Most speech recognition systems show good performance under controlled laboratory environment. However, their performance in real-world noises is limited due to acoustic degradations, large variability, and mismatch between training and test phases. Humans, on the other hand, are known to possess robust recognition abilities even in high noise surroundings. The source of robustness is largely due to adaptation to background noises, and selective attention. Many nonlinear, signal-processing mechanisms that take place within the human contribute to robustness. The main goal of this project is to develop suitable signal processing models to emulate the known auditory mechanisms and use that as the front-end to derive robust patterns/features to serve as the input to the back-end speech recognizer.

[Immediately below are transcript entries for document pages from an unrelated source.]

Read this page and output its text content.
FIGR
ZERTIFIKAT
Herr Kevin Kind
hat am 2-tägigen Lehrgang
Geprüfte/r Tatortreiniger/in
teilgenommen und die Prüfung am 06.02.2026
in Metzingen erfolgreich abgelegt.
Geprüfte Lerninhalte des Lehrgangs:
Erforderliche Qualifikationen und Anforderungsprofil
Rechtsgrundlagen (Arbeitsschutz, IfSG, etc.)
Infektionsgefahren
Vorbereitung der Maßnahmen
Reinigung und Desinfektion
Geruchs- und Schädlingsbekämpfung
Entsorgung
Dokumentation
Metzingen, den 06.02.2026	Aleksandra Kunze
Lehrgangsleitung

The Idiap Research Institute (http://www.idiap.ch) is an independent, not-for-profit, research institute located in Martigny (Switzerland), and affiliated with the Swiss Federal Institute of Technology at Lausanne (EPFL), and the University of Geneva. IDIAP is involved in numerous national and international (European Union and United States of America) projects, as well as in multiple collaborative projects with the industry (including a few Idiap spin-off companies). At the national level, IDIAP is also the "Leading House" of the National Center of Competence in Research (NCCR) on "Interactive Multimodal Information Management" (IM2, http://www.im2.ch). Idiap is a pioneer in the area of speech technology, in particular automatic speech recognition, speaker recognition, speaker diarization, microphone array processing, and speech synthesis. The Idiap speech group has made several important publications and is a sought-after destination for carrying out state- of-the-art speech research. Their expertise and innovation mainly lies in statistical modelling and design of recognition engines, which form the core of speech recognition systems. Our expertise is in the complementary component – the front-end, which primarily involves signal processing. Specifically, we are interested in building signal-processing models derived out of experimental evidence on auditory mechanisms.
The underlying goal is to combine our complementary strengths and to develop a system that has superior performance compared with the state of the art. On the signal-processing front, this joint effort will result in new auditory wavelet bases, which possess optimal time-frequency properties.